Track email address
When you send email using a "normal" email program, like Outlook, Outlook Express, Thunderbird, Eudora and the like, mail is sent using SMTP, or Simple Mail Transport Protocol. That's the same protocol that's used from server to server, as your mail makes its way from your machine, to your mail server, to the recipients's mail server to the recipient's machine.
Each step of that journey typically adds information to the mail header that documents which server (by name and IP address) received the message, from whom (again, by server name and IP address) and at what time.
So you can see that on the first leg of that journey, the internet IP address and machine name of the machine running your email program is typically one of the first things added to the information accompanying each message. That's usually your machine, and the IP address is either the address of that machine directly connected to the internet, or the internet IP address of any NAT router that you might be behind.
When you use an web-based mail program, such as GMail or MSN HotMail, you're not actually sending mail from your machine at all. You're using your browser to interact with a service that they provide on their servers. When you finally press send, the mail originates on the service's server, not your computer. If you take a look at the email headers for a message sent from a service such as GMail, you'll see only GMail servers and the servers required to deliver the message to its destination.
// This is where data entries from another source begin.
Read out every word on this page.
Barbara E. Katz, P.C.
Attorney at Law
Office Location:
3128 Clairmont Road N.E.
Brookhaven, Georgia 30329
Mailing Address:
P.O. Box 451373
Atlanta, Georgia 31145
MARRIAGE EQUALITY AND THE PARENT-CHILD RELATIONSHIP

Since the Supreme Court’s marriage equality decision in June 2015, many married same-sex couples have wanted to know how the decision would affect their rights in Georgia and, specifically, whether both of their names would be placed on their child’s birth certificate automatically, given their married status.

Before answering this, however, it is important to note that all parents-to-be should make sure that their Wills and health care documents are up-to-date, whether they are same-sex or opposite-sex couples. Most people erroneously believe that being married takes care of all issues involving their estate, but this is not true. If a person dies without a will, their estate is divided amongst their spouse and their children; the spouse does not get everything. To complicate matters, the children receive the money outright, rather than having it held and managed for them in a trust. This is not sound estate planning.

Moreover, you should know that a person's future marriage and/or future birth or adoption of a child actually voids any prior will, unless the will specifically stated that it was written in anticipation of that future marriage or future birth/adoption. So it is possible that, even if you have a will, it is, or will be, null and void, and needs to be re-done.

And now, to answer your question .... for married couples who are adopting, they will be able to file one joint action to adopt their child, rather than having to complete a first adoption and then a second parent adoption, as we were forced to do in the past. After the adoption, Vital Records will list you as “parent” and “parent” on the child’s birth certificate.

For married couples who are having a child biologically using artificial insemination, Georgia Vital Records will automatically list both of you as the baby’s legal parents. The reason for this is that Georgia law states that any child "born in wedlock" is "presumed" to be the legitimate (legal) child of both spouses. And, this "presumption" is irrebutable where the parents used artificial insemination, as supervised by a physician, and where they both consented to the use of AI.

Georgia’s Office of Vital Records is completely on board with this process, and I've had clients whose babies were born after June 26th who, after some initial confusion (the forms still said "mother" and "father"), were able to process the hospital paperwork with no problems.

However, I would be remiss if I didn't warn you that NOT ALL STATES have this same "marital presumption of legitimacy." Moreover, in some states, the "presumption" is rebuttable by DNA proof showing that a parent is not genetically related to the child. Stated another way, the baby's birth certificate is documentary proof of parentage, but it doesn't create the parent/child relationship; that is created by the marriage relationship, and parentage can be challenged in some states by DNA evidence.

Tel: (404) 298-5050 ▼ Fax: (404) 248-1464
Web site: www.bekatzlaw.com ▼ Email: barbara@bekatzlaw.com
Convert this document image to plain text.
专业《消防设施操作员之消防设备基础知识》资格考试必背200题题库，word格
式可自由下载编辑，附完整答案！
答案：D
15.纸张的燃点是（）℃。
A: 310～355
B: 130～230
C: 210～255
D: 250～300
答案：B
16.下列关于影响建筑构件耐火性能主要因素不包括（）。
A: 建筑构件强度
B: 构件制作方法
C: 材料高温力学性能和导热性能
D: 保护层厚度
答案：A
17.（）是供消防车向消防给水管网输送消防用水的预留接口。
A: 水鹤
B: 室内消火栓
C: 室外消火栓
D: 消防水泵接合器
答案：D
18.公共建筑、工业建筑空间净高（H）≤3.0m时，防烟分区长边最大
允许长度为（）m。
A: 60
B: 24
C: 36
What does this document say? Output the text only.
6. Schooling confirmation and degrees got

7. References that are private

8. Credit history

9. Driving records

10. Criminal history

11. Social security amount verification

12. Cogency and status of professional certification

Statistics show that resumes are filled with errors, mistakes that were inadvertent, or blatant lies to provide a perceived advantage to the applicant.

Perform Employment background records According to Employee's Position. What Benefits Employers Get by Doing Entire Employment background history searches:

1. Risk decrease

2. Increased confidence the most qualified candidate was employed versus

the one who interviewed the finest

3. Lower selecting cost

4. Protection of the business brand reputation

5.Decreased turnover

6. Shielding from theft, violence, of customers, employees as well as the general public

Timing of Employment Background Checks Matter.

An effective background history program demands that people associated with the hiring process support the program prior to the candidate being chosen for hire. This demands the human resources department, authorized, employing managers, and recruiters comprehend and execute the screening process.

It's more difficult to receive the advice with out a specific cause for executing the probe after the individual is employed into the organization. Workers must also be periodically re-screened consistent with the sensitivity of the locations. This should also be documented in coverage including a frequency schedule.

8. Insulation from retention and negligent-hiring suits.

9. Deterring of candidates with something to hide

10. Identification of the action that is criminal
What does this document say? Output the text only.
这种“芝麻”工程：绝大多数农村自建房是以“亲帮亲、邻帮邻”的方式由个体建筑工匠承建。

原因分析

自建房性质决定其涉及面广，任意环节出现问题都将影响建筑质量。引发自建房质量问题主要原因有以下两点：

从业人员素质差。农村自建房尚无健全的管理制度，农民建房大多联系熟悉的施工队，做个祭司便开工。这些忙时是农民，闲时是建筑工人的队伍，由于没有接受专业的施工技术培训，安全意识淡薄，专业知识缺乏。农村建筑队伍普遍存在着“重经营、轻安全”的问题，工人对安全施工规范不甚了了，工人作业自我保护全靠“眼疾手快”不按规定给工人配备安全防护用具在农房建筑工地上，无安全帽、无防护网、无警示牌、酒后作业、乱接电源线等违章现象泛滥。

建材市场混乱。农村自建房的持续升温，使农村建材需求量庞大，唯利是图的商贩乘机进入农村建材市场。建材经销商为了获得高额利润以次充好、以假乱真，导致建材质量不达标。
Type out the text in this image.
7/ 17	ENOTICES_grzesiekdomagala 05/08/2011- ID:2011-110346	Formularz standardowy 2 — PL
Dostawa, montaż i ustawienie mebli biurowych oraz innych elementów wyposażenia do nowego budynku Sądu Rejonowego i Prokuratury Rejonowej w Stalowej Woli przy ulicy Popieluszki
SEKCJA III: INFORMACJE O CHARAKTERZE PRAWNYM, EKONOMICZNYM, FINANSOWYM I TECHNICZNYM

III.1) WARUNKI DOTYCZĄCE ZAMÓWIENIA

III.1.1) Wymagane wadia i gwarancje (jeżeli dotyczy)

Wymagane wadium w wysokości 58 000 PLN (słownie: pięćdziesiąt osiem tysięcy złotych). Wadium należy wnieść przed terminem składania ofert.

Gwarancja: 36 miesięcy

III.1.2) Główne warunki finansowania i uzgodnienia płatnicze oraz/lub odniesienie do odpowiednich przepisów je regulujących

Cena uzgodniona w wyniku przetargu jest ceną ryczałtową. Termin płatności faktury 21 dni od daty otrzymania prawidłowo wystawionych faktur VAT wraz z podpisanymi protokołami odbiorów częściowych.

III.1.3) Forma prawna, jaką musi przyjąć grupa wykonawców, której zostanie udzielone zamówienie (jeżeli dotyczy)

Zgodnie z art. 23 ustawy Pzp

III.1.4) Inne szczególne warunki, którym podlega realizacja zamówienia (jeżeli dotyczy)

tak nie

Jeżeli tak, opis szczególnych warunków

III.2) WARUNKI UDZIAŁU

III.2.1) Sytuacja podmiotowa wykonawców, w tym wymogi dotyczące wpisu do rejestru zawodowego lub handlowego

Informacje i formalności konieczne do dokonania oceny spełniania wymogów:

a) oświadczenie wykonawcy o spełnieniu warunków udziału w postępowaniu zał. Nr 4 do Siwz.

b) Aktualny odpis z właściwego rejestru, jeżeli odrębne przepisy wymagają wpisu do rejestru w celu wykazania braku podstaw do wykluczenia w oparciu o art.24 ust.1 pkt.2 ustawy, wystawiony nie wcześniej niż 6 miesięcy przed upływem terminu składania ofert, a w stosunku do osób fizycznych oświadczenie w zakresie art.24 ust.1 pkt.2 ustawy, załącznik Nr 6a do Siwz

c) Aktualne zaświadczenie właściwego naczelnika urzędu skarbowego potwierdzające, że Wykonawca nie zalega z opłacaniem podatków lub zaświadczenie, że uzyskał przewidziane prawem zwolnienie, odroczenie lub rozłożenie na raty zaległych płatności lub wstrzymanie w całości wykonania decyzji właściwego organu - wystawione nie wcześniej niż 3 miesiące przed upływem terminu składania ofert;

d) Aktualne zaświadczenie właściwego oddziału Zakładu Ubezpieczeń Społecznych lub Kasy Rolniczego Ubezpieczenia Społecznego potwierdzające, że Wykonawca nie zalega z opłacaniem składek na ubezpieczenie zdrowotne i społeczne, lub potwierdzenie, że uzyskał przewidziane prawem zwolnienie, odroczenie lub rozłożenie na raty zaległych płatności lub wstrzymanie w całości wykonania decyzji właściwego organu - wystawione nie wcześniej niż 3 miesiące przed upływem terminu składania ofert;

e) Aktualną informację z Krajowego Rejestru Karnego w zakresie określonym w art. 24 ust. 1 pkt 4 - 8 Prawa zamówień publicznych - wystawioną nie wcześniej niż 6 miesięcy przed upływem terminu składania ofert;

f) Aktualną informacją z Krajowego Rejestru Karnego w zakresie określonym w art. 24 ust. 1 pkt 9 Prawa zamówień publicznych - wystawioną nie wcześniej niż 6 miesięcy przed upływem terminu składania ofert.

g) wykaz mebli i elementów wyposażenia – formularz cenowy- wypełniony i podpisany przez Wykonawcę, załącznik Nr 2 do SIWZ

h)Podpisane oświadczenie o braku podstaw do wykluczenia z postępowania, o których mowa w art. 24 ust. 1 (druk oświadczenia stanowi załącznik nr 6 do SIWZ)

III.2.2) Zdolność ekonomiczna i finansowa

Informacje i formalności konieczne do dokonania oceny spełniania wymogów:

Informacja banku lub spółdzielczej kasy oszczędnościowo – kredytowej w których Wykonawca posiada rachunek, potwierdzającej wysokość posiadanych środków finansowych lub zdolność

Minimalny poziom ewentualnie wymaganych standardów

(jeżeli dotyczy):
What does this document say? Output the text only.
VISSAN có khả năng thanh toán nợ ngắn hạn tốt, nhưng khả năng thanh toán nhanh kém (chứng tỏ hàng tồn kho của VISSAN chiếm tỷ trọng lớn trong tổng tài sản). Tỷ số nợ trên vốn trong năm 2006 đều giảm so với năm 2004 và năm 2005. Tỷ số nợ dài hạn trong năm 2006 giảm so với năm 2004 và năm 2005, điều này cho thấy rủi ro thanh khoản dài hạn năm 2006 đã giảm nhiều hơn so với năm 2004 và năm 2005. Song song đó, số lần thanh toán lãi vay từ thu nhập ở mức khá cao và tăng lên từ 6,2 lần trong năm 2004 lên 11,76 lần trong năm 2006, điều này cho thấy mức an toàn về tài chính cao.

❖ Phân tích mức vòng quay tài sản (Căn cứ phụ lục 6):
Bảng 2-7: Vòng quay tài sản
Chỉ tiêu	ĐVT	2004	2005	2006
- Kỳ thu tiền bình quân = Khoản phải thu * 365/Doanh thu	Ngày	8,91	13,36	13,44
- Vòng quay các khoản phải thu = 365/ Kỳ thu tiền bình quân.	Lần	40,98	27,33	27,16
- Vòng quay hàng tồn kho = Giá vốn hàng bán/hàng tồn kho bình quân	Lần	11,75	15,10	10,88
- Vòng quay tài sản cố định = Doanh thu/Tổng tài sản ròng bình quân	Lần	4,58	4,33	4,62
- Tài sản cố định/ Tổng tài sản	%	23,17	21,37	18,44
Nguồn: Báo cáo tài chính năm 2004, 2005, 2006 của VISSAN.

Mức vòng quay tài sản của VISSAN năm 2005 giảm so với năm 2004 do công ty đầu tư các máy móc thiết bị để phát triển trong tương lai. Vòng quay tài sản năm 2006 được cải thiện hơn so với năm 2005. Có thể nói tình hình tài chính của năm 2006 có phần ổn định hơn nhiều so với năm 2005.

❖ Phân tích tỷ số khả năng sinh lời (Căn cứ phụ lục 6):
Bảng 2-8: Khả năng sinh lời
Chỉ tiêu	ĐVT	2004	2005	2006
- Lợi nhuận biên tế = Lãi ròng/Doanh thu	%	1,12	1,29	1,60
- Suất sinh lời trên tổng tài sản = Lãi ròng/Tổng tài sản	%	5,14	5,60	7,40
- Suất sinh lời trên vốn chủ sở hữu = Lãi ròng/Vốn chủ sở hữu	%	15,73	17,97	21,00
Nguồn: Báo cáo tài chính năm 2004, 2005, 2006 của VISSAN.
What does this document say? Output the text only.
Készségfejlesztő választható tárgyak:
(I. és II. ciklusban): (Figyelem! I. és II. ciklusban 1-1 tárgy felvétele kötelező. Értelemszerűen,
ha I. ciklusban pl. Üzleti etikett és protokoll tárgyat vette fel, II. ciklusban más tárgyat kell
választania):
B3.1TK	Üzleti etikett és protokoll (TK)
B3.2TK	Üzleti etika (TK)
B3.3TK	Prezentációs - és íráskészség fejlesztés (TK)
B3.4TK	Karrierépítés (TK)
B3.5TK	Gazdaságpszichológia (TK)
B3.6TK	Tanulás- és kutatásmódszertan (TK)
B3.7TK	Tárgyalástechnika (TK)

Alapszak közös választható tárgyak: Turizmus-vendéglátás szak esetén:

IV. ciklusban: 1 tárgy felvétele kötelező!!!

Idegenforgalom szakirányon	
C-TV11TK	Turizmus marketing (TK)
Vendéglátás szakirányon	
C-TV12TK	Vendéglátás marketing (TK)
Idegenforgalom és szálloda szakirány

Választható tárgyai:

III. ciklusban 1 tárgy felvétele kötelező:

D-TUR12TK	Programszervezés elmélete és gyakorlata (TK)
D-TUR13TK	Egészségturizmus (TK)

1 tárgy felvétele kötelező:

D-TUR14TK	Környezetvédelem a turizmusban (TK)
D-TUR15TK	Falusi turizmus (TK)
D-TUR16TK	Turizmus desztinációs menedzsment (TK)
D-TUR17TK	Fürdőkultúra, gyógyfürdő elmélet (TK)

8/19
So, one would think that the information about what computer was used to access the web service in the first place is nowhere to be found. And, in fact, in my own test of GMail, that's what I found ... nothing. Nothing about the computer or IP address that I had used to compose and send the mail.
But...
There are two things you should be aware of.
I have seen HotMail add an "X-Originating-IP:" line to the headers of email. The "originating IP" is exactly that - the internet IP address of the computer used to compose the email. It's not always there, and I don't know what causes it to be placed there if it is. But if you're sending email from HotMail, you should know that it might be added to your outgoing email. I've not seen that from GMail, but it raises the second point...
Web servers log who's accessed them and when, by IP address. Services such as HotMail and GMail are really just web servers, so you know that they do log access, for both reading and sending mail. How long do they keep their logs? No idea. Can they correlate their access logs with emails being sent? I would assume so. Do they make this information public? Not without a court order.
And therein lies the issue ... you may not be able to trace where the email was sent from with only the information in the mail - but law enforcement, with the help of the email providers, may be able to. If (and it's a big if), they believe it's worth their time to do so.
So the bottom line is simply this: if the information is not in the email headers, and it doesn't appear to be for GMail, you and I, as "mere mortals" cannot trace where email came from. However, the service providers can. But because of all the privacy issues involved, I would expect, and even hope, that they would only do so in response to legal action of some sort.